Scarlet fever is caused by an infection of certain bacteria within group A streptococcus, which is easily transmitted via skin-to-skin contact or from inhalation of airborne matter from an infected person. Additionally, some persons may be carriers of the bacteria. Persons in areas with dense populations, children over the age of 3, and those in contact with persons who have a throat or skin infection are at increased risk for acquiring the condition.

Differential Diagnosis (Other conditions with similar appearance)
Drug eruptions
Lupus erythematosus, Acute
Measles, Rubeola
Toxic shock syndrome

Key Points
*Diagnosis based on the characteristic appearance of the affected area in conjunction with clinical examination
*Laboratory testing will be performed to confirm diagnosis and to rule out similar appearing conditions

Scarlet fever is typically diagnosed based on the characteristic appearance of the affected area in conjunction with clinical examination. Laboratory testing will be performed to confirm the diagnosis and to rule out similar appearing conditions.
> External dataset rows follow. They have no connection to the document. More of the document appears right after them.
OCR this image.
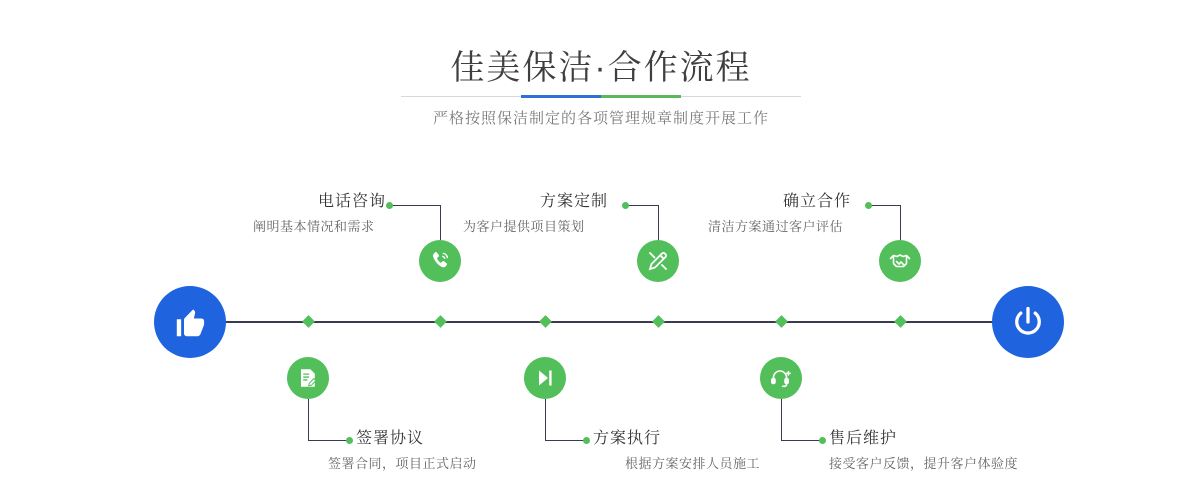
佳美保洁·合作流程
严格按照保洁制定的各项管理规章制度开展工作
电话咨询
阐明基本情况和需求
签署协议
签署合同，项目正式启动
方案定制
为客户提供项目策划
方案执行
根据方案安排人员施工
确立合作
清洁方案通过客户评估
售后维护
接受客户反馈，提升客户体验度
*Treatment typically consists of a course of Antibiotics
*Various other self-care options are available to relieve symptoms
*With proper treatment, major symptoms resolve within 5 days

Scarlet fever is typically treated with a short course of Antibiotics, typically under 10 days. Health care professionals may, in some cases, opt for a single intravenous dose of antibiotics, typically penicillin or erythromycin. Additionally, various self-care measures should be utilized to relieve symptoms, including acetaminophen for fever and pain, oral antihistamines or lotions to relieve itching, and eating soft foods and taking in cool liquids to manage throat pain.